“Apóstata” é um termo muito usado pelas Testemunhas de Jeová para designar ex-membros que questionam as suas doutrinas. Por vezes a literatura das Testemunhas de Jeová usa o termo “apóstata” num sentido mais abrangente, como por exemplo, na expressão “a cristandade apóstata”. O livro das Testemunhas de Jeová intitulado Estudo Perspicaz das Escrituras, vol. 1 (1990), p. 158 diz:
«Apostasia […] nas Escrituras Gregas Cristãs, [o termo “apostasia”] é usado primariamente com respeito à defecção religiosa; um afastamento ou abandono da verdadeira causa adoração e serviço de Deus, e, portanto, o abandono daquilo que a pessoa antes professava e uma deserção total de princípios ou da fé.»
Analisemos os vários significados:
1) “defecção religiosa”. Se defecção religiosa (abandono de uma religião que a pessoa tinha antes) é apostasia, então a esmagadora maioria das Testemunhas de Jeová são apóstatas (e por conseguinte não estão em posição de usar a palavra “apóstata” como termo depreciativo contra outras pessoas), pois antes de se converterem às Testemunhas de Jeová pertenciam à Igreja Católica e a outras religiões. As únicas Testemunhas de Jeová que poderiam dizer que não incorreram em “defecção religiosa” são aquelas que nunca pertenceram a outra religião além das Testemunhas de Jeová, mas mesmo estas não estão a salvo da classificação como apóstatas, conforme vamos ver a seguir no ponto 3.
2) “afastamento ou abandono da verdadeira causa, adoração e serviço de Deus”. As Testemunhas de Jeová só poderiam chamar apóstatas aos que saem da religião delas se conseguissem provar que a religião delas é a “verdadeira causa, adoração e serviço a Deus”. Mas elas não podem provar isso. O que se pode provar de forma conclusiva é que as Testemunhas de Jeová não são a “verdadeira […] adoração e serviço a Deus”. Basta ler os sites da Internet que refutam as Testemunhas de Jeová, ou os livros de Franz, Jonsson, Penton e Gruss. “A religião que ensina mentiras não pode ser verdadeira.” (A Sentinela, 1 de Dezembro de 1991, p. 7, §3)
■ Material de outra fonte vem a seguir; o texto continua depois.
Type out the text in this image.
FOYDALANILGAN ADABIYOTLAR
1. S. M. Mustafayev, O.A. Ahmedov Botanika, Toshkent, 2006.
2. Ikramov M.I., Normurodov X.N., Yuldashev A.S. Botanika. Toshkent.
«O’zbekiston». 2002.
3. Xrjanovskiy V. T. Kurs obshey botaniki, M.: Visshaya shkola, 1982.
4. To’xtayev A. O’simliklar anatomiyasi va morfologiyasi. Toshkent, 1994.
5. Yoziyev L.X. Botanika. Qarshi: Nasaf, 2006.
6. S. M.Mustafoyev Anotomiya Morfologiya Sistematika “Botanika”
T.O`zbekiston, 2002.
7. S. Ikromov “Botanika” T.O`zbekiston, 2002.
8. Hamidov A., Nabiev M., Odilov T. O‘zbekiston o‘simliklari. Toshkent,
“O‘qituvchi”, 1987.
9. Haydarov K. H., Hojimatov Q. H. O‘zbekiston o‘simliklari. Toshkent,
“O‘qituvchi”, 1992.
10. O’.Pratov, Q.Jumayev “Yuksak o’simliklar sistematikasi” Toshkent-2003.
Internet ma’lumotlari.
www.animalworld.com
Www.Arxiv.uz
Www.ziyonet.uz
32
3) “o abandono daquilo que a pessoa antes professava”. As Testemunhas de Jeová abandonaram aquilo que professavam quando estavam noutras religiões. Nos últimos 10 anos todas as Testemunhas de Jeová abandonaram o que antes professavam sobre a “geração de 1914”, sobre a proibição do serviço cívico em substituição do serviço militar, sobre a separação das ovelhas e dos cabritos, sobre componentes do sangue, etc. Se as Testemunhas de Jeová vão usar o abandono daquilo que antes se professava como critério para classificar alguém como apóstata, então têm de admitir que elas próprias são apóstatas.
4) “uma deserção total de princípios ou da fé”. Isto não se aplica a todos os ex-membros que questionam as Testemunhas de Jeová, pois muitos continuam a ter princípios e fé. As Testemunhas de Jeová chamam “apóstatas” mesmo a estes.
O livro Estudo Perspicaz das Escrituras continua (na mesma página citada acima):
«Que características distinguem os apóstatas dos verdadeiros cristãos? Uma apostasia entre os professos cristãos foi predita pelo apóstolo Paulo em 2 Tessalonicenses 2:3. Ele mencionou especificamente certos apóstatas, tais como Himeneu, Alexandre e Fileto. (1Ti 1:19, 20; 2Ti 2:16-19)»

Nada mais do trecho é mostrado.